Brain tumors are categorized in several ways, but one of the most fundamental classifications is based on their location. The distinction between supratentorial and infratentorial tumors arises from where they develop in relation to a specific anatomical landmark within the skull. This difference in location profoundly influences the type of tumor that is likely to develop, the symptoms a person might experience, and the approaches taken for treatment.
The Anatomical Divide
The brain is separated into upper and lower compartments by a durable sheet of tissue called the tentorium cerebelli. Any tumor that develops above this dividing line is classified as supratentorial. This upper region is the largest part of the cranial cavity and contains the cerebrum, which is divided into left and right hemispheres responsible for higher-level functions like thought, personality, speech, and voluntary movements.

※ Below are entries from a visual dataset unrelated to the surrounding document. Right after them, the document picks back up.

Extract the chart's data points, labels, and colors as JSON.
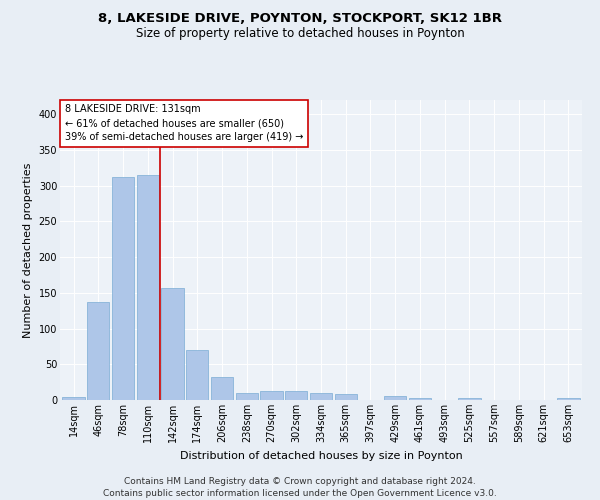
{
  "title1": "8, LAKESIDE DRIVE, POYNTON, STOCKPORT, SK12 1BR",
  "title2": "Size of property relative to detached houses in Poynton",
  "xlabel": "Distribution of detached houses by size in Poynton",
  "ylabel": "Number of detached properties",
  "footer": "Contains HM Land Registry data © Crown copyright and database right 2024.\nContains public sector information licensed under the Open Government Licence v3.0.",
  "annotation_title": "8 LAKESIDE DRIVE: 131sqm",
  "annotation_line1": "← 61% of detached houses are smaller (650)",
  "annotation_line2": "39% of semi-detached houses are larger (419) →",
  "bar_categories": [
    "14sqm",
    "46sqm",
    "78sqm",
    "110sqm",
    "142sqm",
    "174sqm",
    "206sqm",
    "238sqm",
    "270sqm",
    "302sqm",
    "334sqm",
    "365sqm",
    "397sqm",
    "429sqm",
    "461sqm",
    "493sqm",
    "525sqm",
    "557sqm",
    "589sqm",
    "621sqm",
    "653sqm"
  ],
  "bar_values": [
    4,
    137,
    312,
    315,
    157,
    70,
    32,
    10,
    13,
    13,
    10,
    8,
    0,
    5,
    3,
    0,
    3,
    0,
    0,
    0,
    3
  ],
  "bar_color": "#aec6e8",
  "bar_edge_color": "#7aadd4",
  "red_line_index": 3.5,
  "red_line_color": "#cc0000",
  "annotation_box_color": "#ffffff",
  "annotation_box_edge_color": "#cc0000",
  "bg_color": "#e8eef5",
  "plot_bg_color": "#edf2f8",
  "ylim": [
    0,
    420
  ],
  "yticks": [
    0,
    50,
    100,
    150,
    200,
    250,
    300,
    350,
    400
  ],
  "title1_fontsize": 9.5,
  "title2_fontsize": 8.5,
  "xlabel_fontsize": 8,
  "ylabel_fontsize": 8,
  "tick_fontsize": 7,
  "annotation_fontsize": 7,
  "footer_fontsize": 6.5
}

Conversely, the area below this dural fold is the infratentorial region. This more compact space houses two structures: the cerebellum and the brainstem. The cerebellum, located at the back of the skull, is the control center for balance, coordination, and fine motor skills. The brainstem connects the brain to the spinal cord and manages autonomic functions necessary for survival, including breathing, heart rate, and consciousness.
Common Tumor Types by Location
The types of tumors that commonly arise in these two regions differ, with a notable divergence in their prevalence between adults and children. In adults, the majority of primary brain tumors are supratentorial. Among the most frequent are gliomas, a category that includes astrocytomas and the more aggressive glioblastomas. Meningiomas, which grow from the meninges (the layers of tissue covering the brain), are also a common type of supratentorial tumor in adults.
In children, the pattern is reversed, with most pediatric brain tumors being infratentorial, accounting for up to 60% of all brain tumors in this population. Common examples found in the posterior fossa (the space containing the cerebellum and brainstem) include medulloblastomas, ependymomas, and cerebellar astrocytomas.
Distinct Symptom Profiles
The symptoms of a brain tumor are directly linked to its location and the brain functions it disrupts. Since the supratentorial region governs cognition and voluntary actions, tumors here often manifest with symptoms like seizures. Patients may also experience personality or behavioral changes, difficulties with memory and concentration, or problems with speech and language. Because the cerebrum’s hemispheres control opposite sides of the body, a tumor in this area can cause weakness, numbness, or sensory changes isolated to one side.
Infratentorial tumors produce a different set of symptoms related to the functions of the cerebellum and brainstem. Problems with balance (ataxia) and a loss of coordination are hallmark signs. Patients might also experience dizziness, double vision, facial weakness, or difficulty swallowing due to pressure on cranial nerves. These tumors can also obstruct the flow of cerebrospinal fluid (CSF), leading to hydrocephalus, which increases pressure inside the skull and often causes severe headaches, nausea, and vomiting.
Treatment and Prognostic Factors
A tumor’s location adds a layer of complexity to treatment planning, alongside its type, grade, and the patient’s overall health. Surgical accessibility is heavily influenced by whether a tumor is supratentorial or infratentorial. For example, operating on a tumor located near the brainstem carries substantial risks due to the concentration of vital functions in that small area.
The prognosis depends on a combination of factors, and the ability to perform a complete surgical resection is a major prognostic indicator. For some supratentorial tumors, such as certain meningiomas near the brain’s surface, complete removal may be more achievable. In contrast, infratentorial tumors, particularly those that invade the brainstem, present greater surgical challenges, which can influence long-term outcomes.